Mr Justice Knox's ruling backs a similar finding by the Pensions Ombudsman last year, which Hillsdown had tried to challenge in court.

Legal experts said last night that the legal decision gave greater weight to the Ombudsman, Dr Julian Farrand, in future decisions over pension schemes, which control billions of pounds of employers' and employees' funds.

The ruling strengthens the rights of employees and pensioners, for whom the only avenue of protest against decisions taken by company pension schemes is through the Ombudsman.

The case follows Hillsdown's takeover in 1983 of Fatstock Marketing Corporation (FMC), a small food company, whose pension scheme had a large surplus.

Although the rules of the fund included restrictions preventing trustees paying any surplus to FMC, Hillsdown devised a series of transactions in an attempt to overcome them.

Hillsdown persuaded the trustees to transfer the members and assets to its own pension plan, the HF scheme.

Just pounds 1.3m of the surplus of more than pounds 20m was used to improve benefits for FMC pensioners, after which the HF scheme rules were amended to allow the pounds 18.4m surplus to be paid to Hillsdown, minus 40 per cent tax.

Hillsdown, which in the process enhanced the benefits to the FMC scheme members, honestly believed itself to be entitled to what it did.
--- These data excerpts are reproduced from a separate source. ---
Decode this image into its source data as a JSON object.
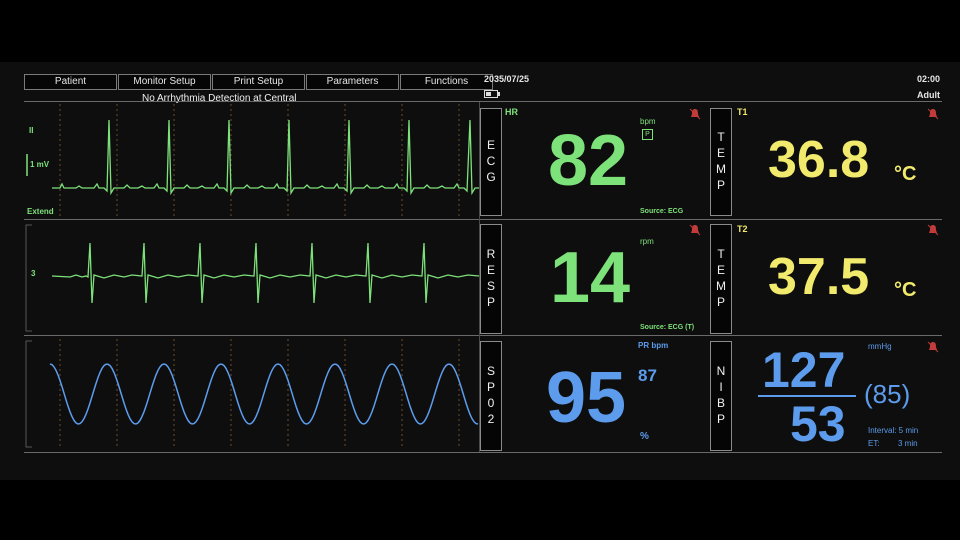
{
  "menu": [
    "Patient",
    "Monitor Setup",
    "Print Setup",
    "Parameters",
    "Functions"
  ],
  "status": {
    "date": "2035/07/25",
    "time": "02:00",
    "patient_type": "Adult"
  },
  "alert_text": "No Arrhythmia Detection at Central",
  "ecg": {
    "lead": "II",
    "scale": "1 mV",
    "mode": "Extend",
    "box": "ECG",
    "label": "HR",
    "value": "82",
    "unit": "bpm",
    "pace": "P",
    "source": "Source: ECG",
    "color": "#7ee27a"
  },
  "resp": {
    "gain": "3",
    "box": "RESP",
    "value": "14",
    "unit": "rpm",
    "source": "Source: ECG (T)",
    "color": "#7ee27a"
  },
  "spo2": {
    "box": "SP02",
    "label": "PR bpm",
    "value": "95",
    "pr": "87",
    "unit": "%",
    "color": "#5d9cec"
  },
  "temp1": {
    "box": "TEMP",
    "label": "T1",
    "value": "36.8",
    "unit": "°C",
    "color": "#f1ea6c"
  },
  "temp2": {
    "box": "TEMP",
    "label": "T2",
    "value": "37.5",
    "unit": "°C",
    "color": "#f1ea6c"
  },
  "nibp": {
    "box": "NIBP",
    "unit": "mmHg",
    "systolic": "127",
    "diastolic": "53",
    "mean": "(85)",
    "interval": "Interval: 5 min",
    "et_label": "ET:",
    "et_value": "3 min",
    "color": "#5d9cec"
  }
}
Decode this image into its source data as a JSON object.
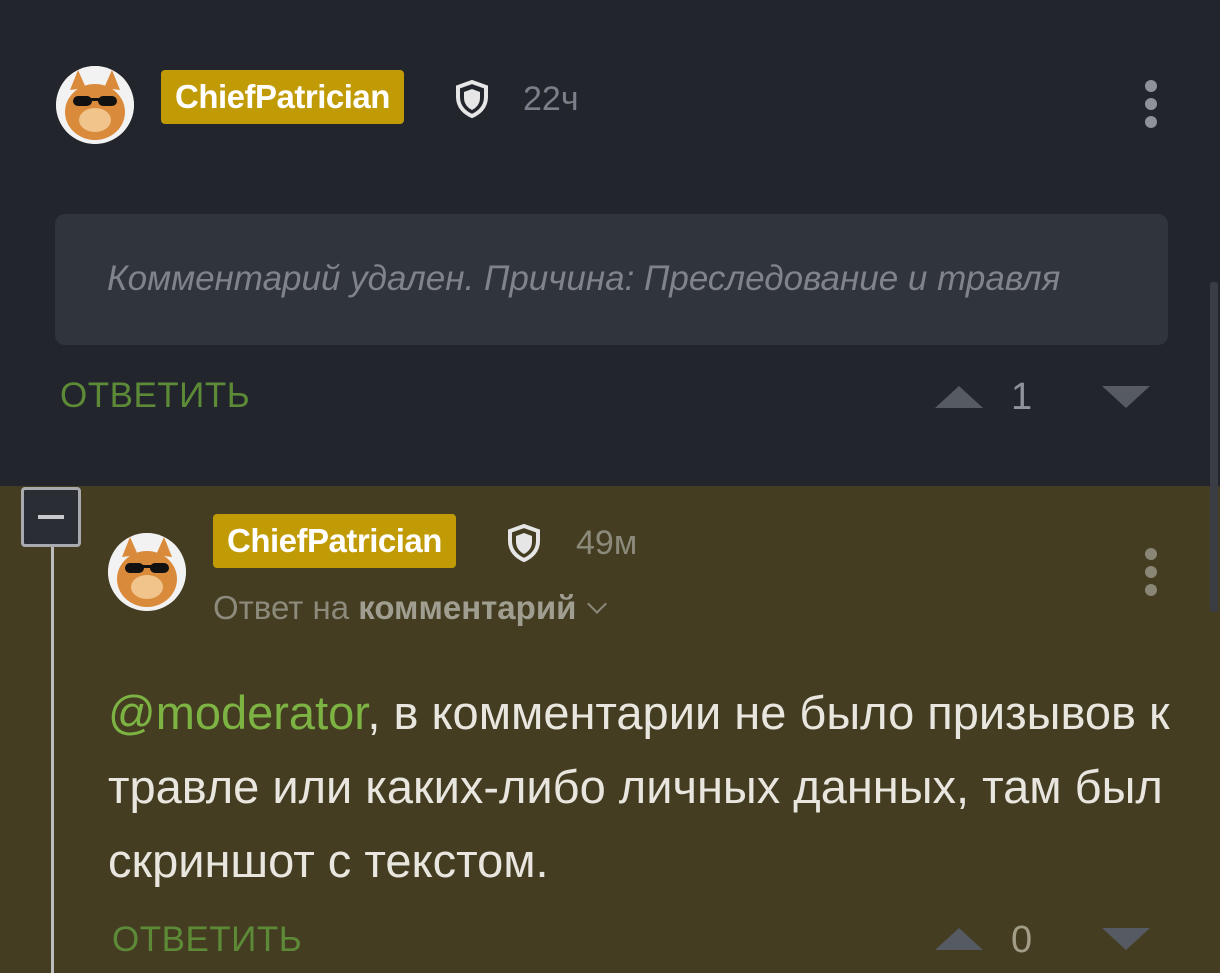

But Mr Justice Knox said the company was still "unjustly enriched".

The judge said members of the pension scheme were never told exactly what would happen to their money. Pension fund members were told of the merger but not about the payments to Hillsdown. When they eventually found out many years later, two individual pensioners appealed to the Pensions Ombudsman. Dr Farrand ruled in October 1995 that the FMC trustees acted in breach of trust and Hillsdown had breached their duty of good faith.

During the High Court hearing, David Oliver QC, for Hillsdown, challenged the Ombudsman's decision in the High Court and claimed the company had acted honestly.

But Mr Justice Knox said yesterday: "In my view one only has to compare the position of Hillsdown, who successfully wielded a big but misguided stick, with that of the members of the FMC scheme, who were never told anything ... to see which way the scales of justice fall."

Dates must still be set for more hearings to determine how pensioners are to be compensated.

David Parkin, a partner at Paisner & Co, solicitors to the Pensions Ombudsman, said after the hearing: "The Hillsdown appeal shows that an individual pension scheme member, or a small group of members, can effectively bring a test case to the Pensions Ombudsman on behalf of all the members."

A Hillsdown spokesman said: "The key thing is that [the judge] said that any remedy should be proportionate to the injustice suffered."